TMMOB Şehir Plancıları Odası Şanlıurfa İl Temsilciliği, tüm uyarılara ve yaşanan afet ve depremlere rağmen Şanlıurfa'nın hala deprem ve afet ana planının bulunmadığına dikkati çekti.
TMMOB Şehir Plancıları Odası Şanlıurfa İl Temsilcisi Mehmet Selim Açar, yazılı açıklamasında geçen ay 47. Dünya Şehircilik Günü’nü kutladıklarını hatırlattı.
Şanlıurfa adına çok da kutlanacak bir durum olmadığını belirten Açar, Kahramanmaraş merkezli ardışık iki şiddetli ve yüzlerce artçı sarsıntıyı anımsattı.

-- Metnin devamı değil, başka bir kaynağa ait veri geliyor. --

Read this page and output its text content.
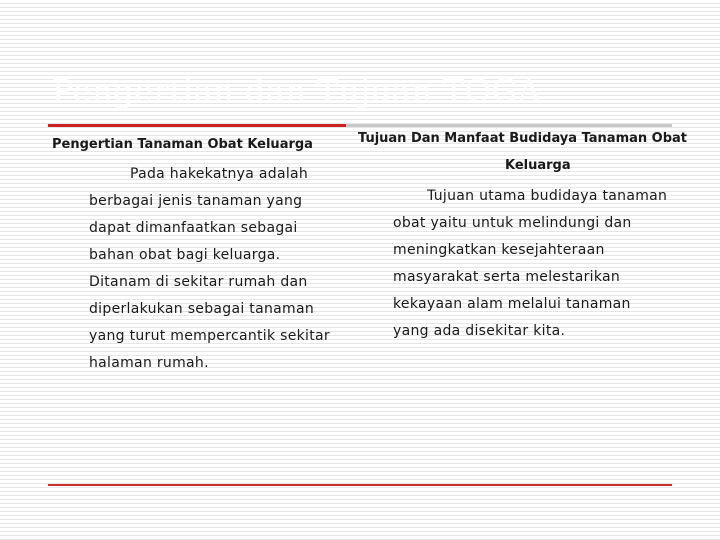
Pengertian dan Tujuan TOGA
Pengertian Tanaman Obat Keluarga
Pada hakekatnya adalah
berbagai jenis tanaman yang
dapat dimanfaatkan sebagai
bahan obat bagi keluarga.
Ditanam di sekitar rumah dan
diperlakukan sebagai tanaman
yang turut mempercantik sekitar
halaman rumah.
Tujuan Dan Manfaat Budidaya Tanaman Obat
Keluarga
Tujuan utama budidaya tanaman
obat yaitu untuk melindungi dan
meningkatkan kesejahteraan
masyarakat serta melestarikan
kekayaan alam melalui tanaman
yang ada disekitar kita.
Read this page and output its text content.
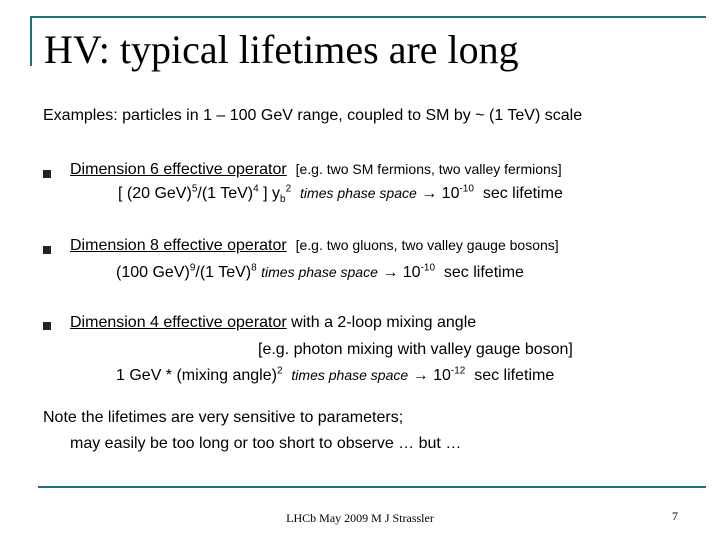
HV: typical lifetimes are long
Examples: particles in 1 – 100 GeV range, coupled to SM by ~ (1 TeV) scale
Dimension 6 effective operator [e.g. two SM fermions, two valley fermions]
[ (20 GeV)$^5$/(1 TeV)$^4$ ] $y_b^2$ times phase space → $10^{-10}$ sec lifetime
Dimension 8 effective operator [e.g. two gluons, two valley gauge bosons]
(100 GeV)$^9$/(1 TeV)$^8$ times phase space → $10^{-10}$ sec lifetime
Dimension 4 effective operator with a 2-loop mixing angle
[e.g. photon mixing with valley gauge boson]
1 GeV * (mixing angle)$^2$ times phase space → $10^{-12}$ sec lifetime
Note the lifetimes are very sensitive to parameters;
may easily be too long or too short to observe … but …
LHCb May 2009 M J Strassler	7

“Yine ilimiz özelinde yanlış şehircilik uygulamaları ve belediyecilik ihmallerinden kaynaklı onlarca vatandaşımızın canına mal olan bir sel felaketine maruz kaldık” diyen Açar, yaşadıkları tecrübeler neticesinde analizlerinde şu tespitleri yaptıklarını kaydetti:
Şehrimizin afet dirençli bir kent olmadığı ve olması noktasında da bir öngörü veya planlamaya sahip olmadığı, Defalarca uyarmamıza ve deprem gerçeğini yaşayarak tecrübe etmemize rağmen hala şehrimizin bir deprem ana planının olmadığı, Şehirde insanımızın canına mal olan düzenlemeler ve uygulamalar yapan yönetimlerin bir dâhili yokmuş gibi hareket ettiklerini, Yapılmaya çalışılan Kentsel Dönüşüm projelerinin İnsan odaklılıktan uzak, müteahhit kafasıyla metrekare bazında planlamaya konu edildiği, Şehrimizin hala Bütüncül bir Nazım İmar Planının olmadığı, Sanki marifetmiş gibi Belediyelerimiz yüksek kat ve yüksek yoğunluklu imar kararları vererek bu şehri obezleştirmeye devam ettiği, Belediyelerin ve Maliye Hazinesinin kamuya ait taşınmazları gelişigüzel satışa konu ettiği ve bu durumun gelecekte sosyal ve teknik açıdan problemlere yol açacağı, Türkiye deki diğer Büyükşehir Belediyelerinin nüfusa oranla istihdam ettirdiği Şehir Plancısı sayısı 40-100 Bin nüfusa 1 Şehir Plancısı iken Büyükşehir Belediyemizin bünyesinde 4 ü ‘Beden İşçisi’ olmak üzere 250 Bin nüfusa 1 Şehir Plancısı istihdam edildiği, Sayıştay’ın 2019 ve 2023 raporlarında asıl işi yapan teknik personelin farklı bir pozisyonda gösterilemeyeceği ‘Sözleşmeye veya Kadroya’ alınması gerektiği raporlanmışken, Büyükşehir Belediyemizin Sayıştay’ın ve bizim uyarılarımıza rağmen bu meslektaşlarımızı ‘Beden İşçisi’ statüsünde çalıştırmayı sürdürdüğü Belediyelerimizin yaptıkları işlerde ‘yaptım oldu’ mantığı ile hareket etmeye devam ettiği, şehrin geleceğini ilgilendiren durumlarda istişare kültüründen yoksun olduklarını tespit etmiş bulunmaktayız.Mehmet Selim Açar, “Daha yaşanabilir bir şehir için katılımcı, şeffaf ve en önemlisi hesap verebilir bir mekanizma oluşturulması geleceğimiz açısından elzemdir” ifadelerini kullandı.